In so far as the academy in England was the result of forces other than religious dissent, it had its counterpart in the Real Schools (Realschulen) of Germany. There the rise of cities, the growth of i trade, the development of technical sciences, and the rapid expansion of the industrial world created a demand for a course of instruction suited to these modern needs which the Real Schools sought to supply.2

Though a school called an "academy" was founded in Pennsylvania in 1726, the first American school really expressing this new spirit was established at Philadelphia in 1751, through the efforts of Benjamin Franklin. Franklin's idea, expressed in his Proposals Relating to the Education of Youth in Pennsylvania, was widely circulated, and exercised a profound influence, for it helped to give to the academy, as developed in America, its distinctive features.
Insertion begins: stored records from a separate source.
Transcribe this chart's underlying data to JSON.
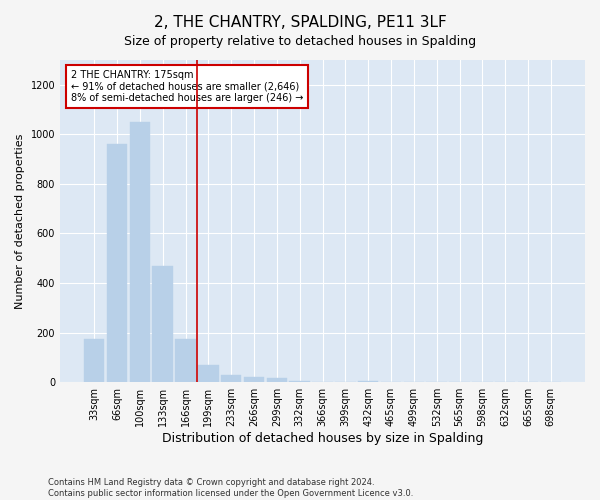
{
  "title": "2, THE CHANTRY, SPALDING, PE11 3LF",
  "subtitle": "Size of property relative to detached houses in Spalding",
  "xlabel": "Distribution of detached houses by size in Spalding",
  "ylabel": "Number of detached properties",
  "bar_color": "#b8d0e8",
  "bar_edge_color": "#b8d0e8",
  "background_color": "#dde8f4",
  "annotation_line_color": "#cc0000",
  "annotation_box_color": "#cc0000",
  "annotation_text": "2 THE CHANTRY: 175sqm\n← 91% of detached houses are smaller (2,646)\n8% of semi-detached houses are larger (246) →",
  "footer_text": "Contains HM Land Registry data © Crown copyright and database right 2024.\nContains public sector information licensed under the Open Government Licence v3.0.",
  "categories": [
    "33sqm",
    "66sqm",
    "100sqm",
    "133sqm",
    "166sqm",
    "199sqm",
    "233sqm",
    "266sqm",
    "299sqm",
    "332sqm",
    "366sqm",
    "399sqm",
    "432sqm",
    "465sqm",
    "499sqm",
    "532sqm",
    "565sqm",
    "598sqm",
    "632sqm",
    "665sqm",
    "698sqm"
  ],
  "values": [
    175,
    960,
    1050,
    470,
    175,
    70,
    30,
    20,
    15,
    5,
    0,
    0,
    5,
    0,
    0,
    0,
    0,
    0,
    0,
    0,
    0
  ],
  "red_line_x": 4.5,
  "ylim": [
    0,
    1300
  ],
  "yticks": [
    0,
    200,
    400,
    600,
    800,
    1000,
    1200
  ],
  "grid_color": "#ffffff",
  "title_fontsize": 11,
  "subtitle_fontsize": 9,
  "tick_fontsize": 7,
  "ylabel_fontsize": 8,
  "xlabel_fontsize": 9,
  "annotation_fontsize": 7,
  "footer_fontsize": 6
}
Concerning the content of instruction, he wrote in his "Proposals":

As to their studies, it would be well if they could be taught everything that is useful and everything that is ornamental. But art is long and their time is short. It is therefore proposed that they learn those things that are likely to be most useful and most ornamental, regard being had to the several professions for which they are intended. All interested for divinity should be taught the Latin and Greek; for physics, the Latin, Greek, and French; for law, the Latin and French; merchants, the French, German, and Spanish; and, though all should not be compelled to learn Latin, Greek, or the modern foreign languages, yet none that have an ardent desire to learn them should be refused; their English, arithmetic, and other studies absolutely necessary, being at the same time not neglected.3

As originally organized, Franklin's Academy, which eventually developed into the University of Pennsylvania, comprised three departments-the Latin school, the English school, and the mathematical school. Later a department of philosophy was added, which, together with the Latin school, was called the "college," while the name "academy" was retained by the English and mathematical departments.*

By the time the Revolution began a number of schools similar in character had been established in the middle and southern Colonies, and before the close of the war the founding of an academy in Mas

1 Monroe, Hist. of Ed., p. 499.

2 See Paulsen, German Education, ch. 2.

3 Sparks, Works of Franklin, Vol. I, pp. 572, 574.
Brown, The American High School, p. 18.